We were also intrigued by the contrast between SoulCycle’s business model and that of Planet Fitness, a traditional globo-gym that is simultaneously pursuing an IPO. SoulCycle typically charges $30/class, while Planet Fitness charges members a base rate of $10 per month. While some may dismiss SoulCycle as an overpriced service for one-percenters, the company’s widespread success — like many other boutique fitness programs — can be credited to a powerful brand-associated lifestyle that espouses fitness, fun, and spirituality. As explained by the New York Times:
“Its roots extend back a decade, when the chain’s founders, Elizabeth Cutler and Julie Rice, sought to create a new kind of cycling boutique. Unlike traditional workout classes, their company would feature — as described in Thursday’s prospectus — ‘cardio parties’ built around the personality of its instructors, blending high-octane workouts with more meditative elements in a candlelit studio. ‘SoulCycle instructors guide riders through an inspirational, meditative fitness experience designed to benefit the body, mind and soul,’ the company wrote in its prospectus, in a section entitled ‘Our Soul.’ ‘The experience is tribal. It is primal. And it is fun.'”
SoulCycle has built an incredibly strong base of “Soul Evangelists,” who espouse its benefits, proudly wear branded workout gear, and fully book classes within minutes of their opening online. These people also act as grass-roots marketers, enabling SoulCycle to keep a relatively small marketing budget.
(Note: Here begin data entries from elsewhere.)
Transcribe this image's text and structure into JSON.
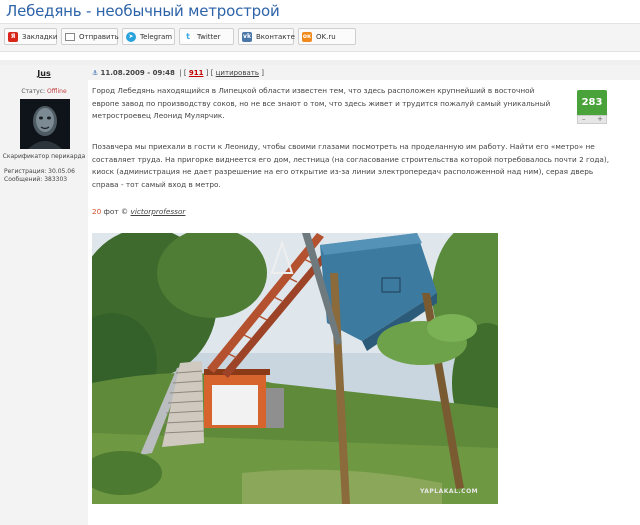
{
  "header": {
    "title": "Лебедянь - необычный метрострой"
  },
  "share": {
    "bookmarks": {
      "label": "Закладки",
      "icon": "yandex-bookmarks-icon"
    },
    "send": {
      "label": "Отправить",
      "icon": "envelope-icon"
    },
    "telegram": {
      "label": "Telegram",
      "icon": "telegram-icon"
    },
    "twitter": {
      "label": "Twitter",
      "icon": "twitter-icon"
    },
    "vkontakte": {
      "label": "Вконтакте",
      "icon": "vk-icon"
    },
    "okru": {
      "label": "OK.ru",
      "icon": "odnoklassniki-icon"
    }
  },
  "user": {
    "name": "Jus",
    "status_label": "Статус:",
    "status_value": "Offline",
    "role": "Скарификатор перикарда",
    "registration": "Регистрация: 30.05.06",
    "messages": "Сообщений: 383303"
  },
  "post": {
    "datetime": "11.08.2009 - 09:48",
    "comments_count": "911",
    "quote_label": "цитировать",
    "rating": "283",
    "paragraph1": "Город Лебедянь находящийся в Липецкой области известен тем, что здесь расположен крупнейший в восточной европе завод по производству соков, но не все знают о том, что здесь живет и трудится пожалуй самый уникальный метростроевец Леонид Мулярчик.",
    "paragraph2": "Позавчера мы приехали в гости к Леониду, чтобы своими глазами посмотреть на проделанную им работу. Найти его «метро» не составляет труда. На пригорке виднеется его дом, лестница (на согласование строительства которой потребовалось почти 2 года), киоск (администрация не дает разрешение на его открытие из-за линии электропередач расположенной над ним), серая дверь справа - тот самый вход в метро.",
    "photos_count": "20",
    "photos_word": "фот ©",
    "photos_author": "victorprofessor",
    "watermark": "YAPLAKAL.COM"
  },
  "colors": {
    "title": "#2d63a8",
    "rating_bg": "#4aa33a",
    "accent_red": "#c00000",
    "photo_count": "#d04e2b"
  }
}
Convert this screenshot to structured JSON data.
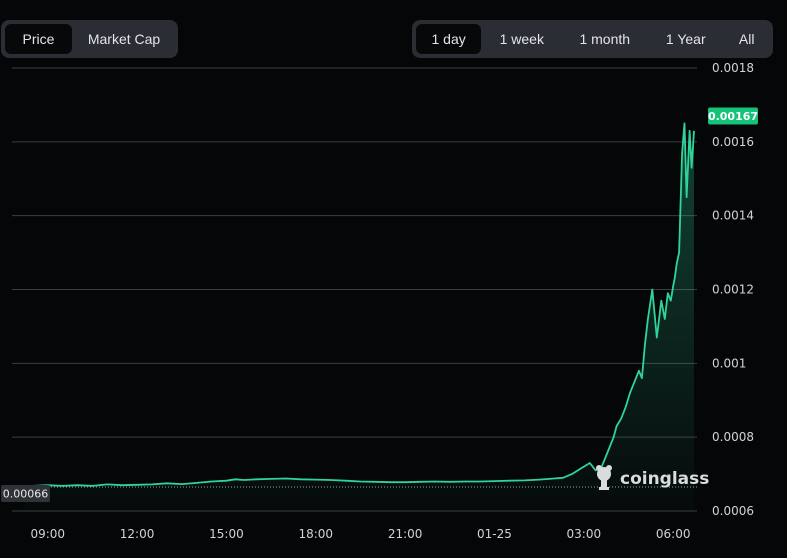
{
  "tabs": {
    "metric": [
      {
        "label": "Price",
        "active": true
      },
      {
        "label": "Market Cap",
        "active": false
      }
    ],
    "range": [
      {
        "label": "1 day",
        "active": true
      },
      {
        "label": "1 week",
        "active": false
      },
      {
        "label": "1 month",
        "active": false
      },
      {
        "label": "1 Year",
        "active": false
      },
      {
        "label": "All",
        "active": false
      }
    ]
  },
  "watermark": "coinglass",
  "colors": {
    "line": "#2fd49b",
    "badge_current": "#15c278",
    "badge_start": "#2f3338",
    "grid": "#3a3d42",
    "background": "#050608"
  },
  "chart_data": {
    "type": "area",
    "ylim": [
      0.0006,
      0.0018
    ],
    "y_ticks": [
      "0.0006",
      "0.0008",
      "0.001",
      "0.0012",
      "0.0014",
      "0.0016",
      "0.0018"
    ],
    "x_ticks": [
      "09:00",
      "12:00",
      "15:00",
      "18:00",
      "21:00",
      "01-25",
      "03:00",
      "06:00"
    ],
    "current_label": "0.00167",
    "start_label": "0.00066",
    "series": [
      {
        "x": [
          8.2,
          8.5,
          9,
          9.5,
          10,
          10.5,
          11,
          11.5,
          12,
          12.5,
          13,
          13.5,
          14,
          14.5,
          15,
          15.3,
          15.6,
          16,
          16.5,
          17,
          17.5,
          18,
          18.5,
          19,
          19.5,
          20,
          20.5,
          21,
          21.5,
          22,
          22.5,
          23,
          23.5,
          24,
          24.5,
          25,
          25.5,
          26,
          26.3,
          26.6,
          26.9,
          27.2,
          27.4,
          27.6,
          27.8,
          28.0,
          28.1,
          28.25,
          28.4,
          28.55,
          28.7,
          28.85,
          28.95,
          29.05,
          29.15,
          29.3,
          29.45,
          29.6,
          29.72,
          29.82,
          29.92,
          30.0,
          30.05,
          30.12,
          30.2,
          30.3,
          30.38,
          30.45,
          30.55,
          30.62,
          30.7
        ],
        "y": [
          0.000665,
          0.000668,
          0.00067,
          0.000668,
          0.00067,
          0.000668,
          0.000672,
          0.00067,
          0.000671,
          0.000672,
          0.000675,
          0.000673,
          0.000676,
          0.00068,
          0.000682,
          0.000686,
          0.000684,
          0.000686,
          0.000687,
          0.000688,
          0.000686,
          0.000685,
          0.000684,
          0.000682,
          0.00068,
          0.000679,
          0.000678,
          0.000678,
          0.000679,
          0.00068,
          0.000679,
          0.00068,
          0.00068,
          0.000681,
          0.000682,
          0.000683,
          0.000685,
          0.000688,
          0.00069,
          0.0007,
          0.000715,
          0.00073,
          0.00071,
          0.00072,
          0.00076,
          0.0008,
          0.00083,
          0.00085,
          0.00088,
          0.00092,
          0.00095,
          0.00098,
          0.00096,
          0.00105,
          0.00112,
          0.0012,
          0.00107,
          0.00117,
          0.00112,
          0.00119,
          0.00117,
          0.00121,
          0.00123,
          0.00127,
          0.0013,
          0.00157,
          0.00165,
          0.00145,
          0.00163,
          0.00153,
          0.00163
        ]
      }
    ]
  }
}
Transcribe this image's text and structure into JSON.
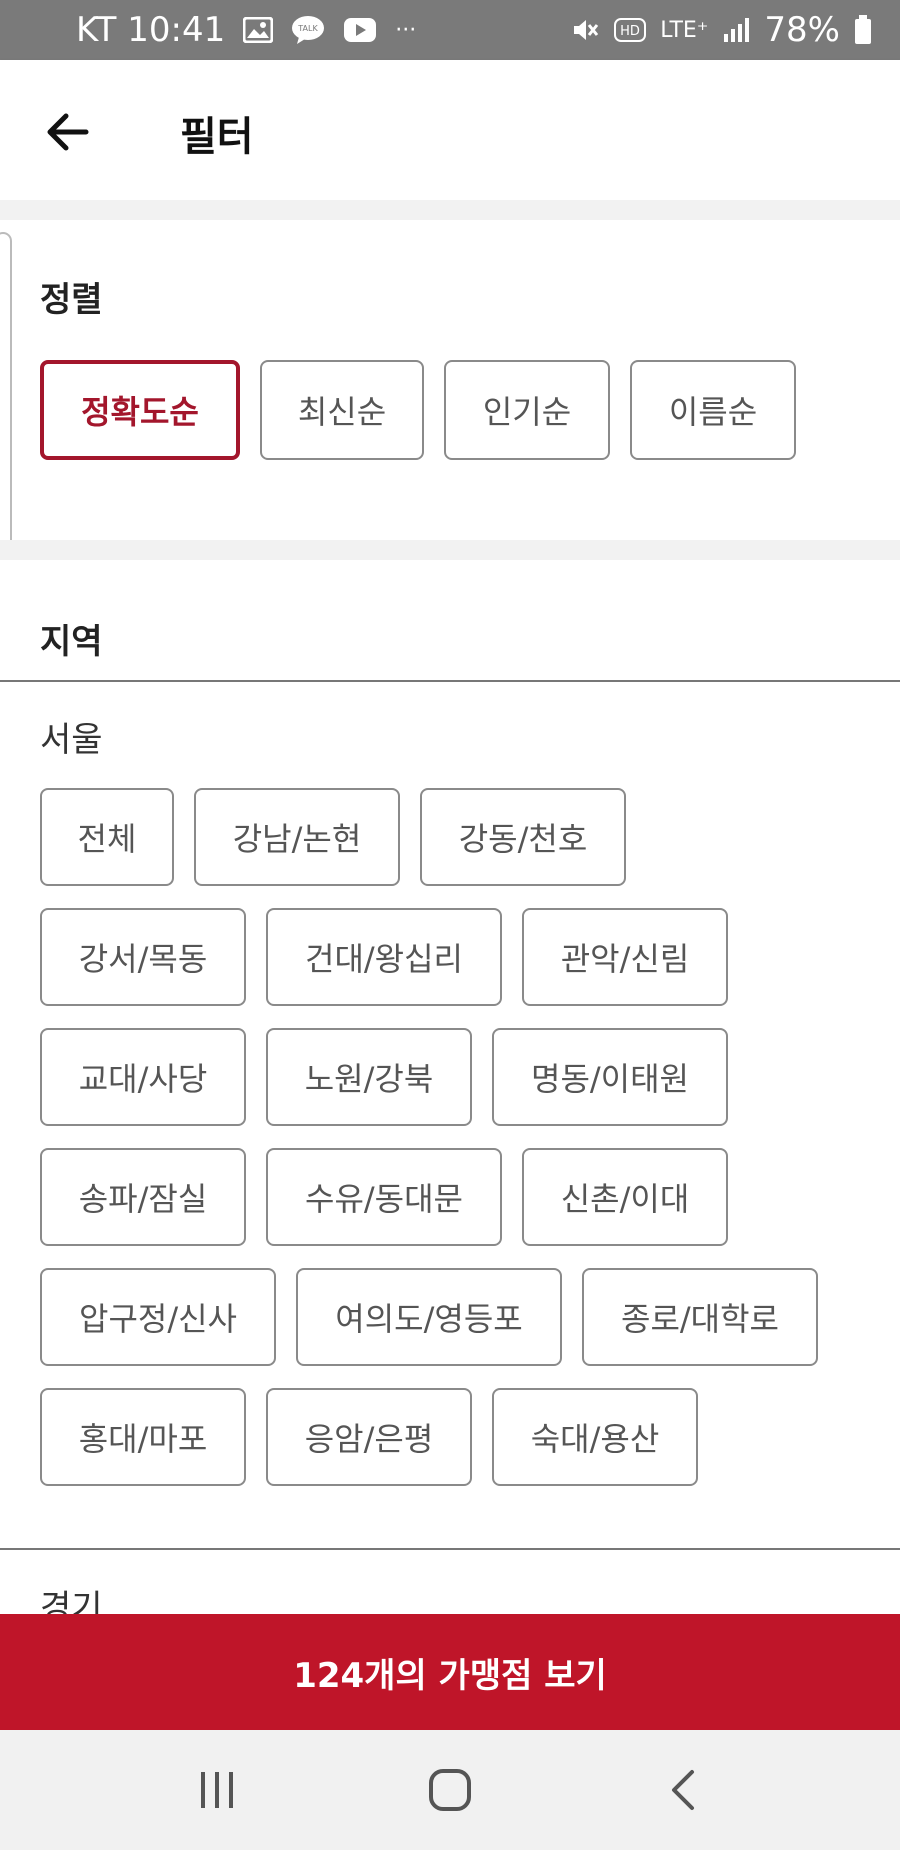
{
  "status_bar": {
    "carrier_time": "KT 10:41",
    "overflow": "···",
    "network": "LTE⁺",
    "battery": "78%"
  },
  "app_bar": {
    "title": "필터"
  },
  "sort": {
    "title": "정렬",
    "options": [
      "정확도순",
      "최신순",
      "인기순",
      "이름순"
    ],
    "selected": "정확도순"
  },
  "region": {
    "title": "지역",
    "seoul_label": "서울",
    "seoul_rows": [
      [
        "전체",
        "강남/논현",
        "강동/천호"
      ],
      [
        "강서/목동",
        "건대/왕십리",
        "관악/신림"
      ],
      [
        "교대/사당",
        "노원/강북",
        "명동/이태원"
      ],
      [
        "송파/잠실",
        "수유/동대문",
        "신촌/이대"
      ],
      [
        "압구정/신사",
        "여의도/영등포",
        "종로/대학로"
      ],
      [
        "홍대/마포",
        "응암/은평",
        "숙대/용산"
      ]
    ],
    "gyeonggi_label": "경기"
  },
  "cta": {
    "label": "124개의 가맹점 보기"
  },
  "colors": {
    "accent": "#bf1529",
    "selected_border": "#a3162c"
  }
}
The growing popularity of boutique fitness extends beyond SoulCycle. While traditional gyms are seeing stagnant growth, boutique fitness programs are exploding. Today, an estimated 21 million Americans participate in programs such as Crossfit, CorePowerYoga, Barry’s Bootcamp, Pure Barre and Physique57. While these programs are undoubtedly more expensive — clients typically spend $98/month vs. $56/month for traditional health club memberships — clients believe they are getting more than just exercise. The Wall Street Journal explains:
“As exercise routines serve more roles in people’s lives—stress relief, psychotherapy, social outlet, even personal identity—the expense of boutiques becomes easier to justify, their devotees say. Boutique-fitness fans also say they like the fact that most workouts are led by instructors or coaches. Some say they feel a sense of belonging that overrides the fact that they’re spending more for fewer disciplines than what’s available at a health club.”
At first glance, it’s easy to dismiss these fitness programs as serious business. However, the dynamics underlying these business models are powerful, and their value proposition is clearly hitting a chord in today’s market. As a result, these programs are experiencing impressive growth, high customer retention rates, and strong margins. To us, it is a great reminder that there’s always room for business success for those who can address a need and add value to their customer base.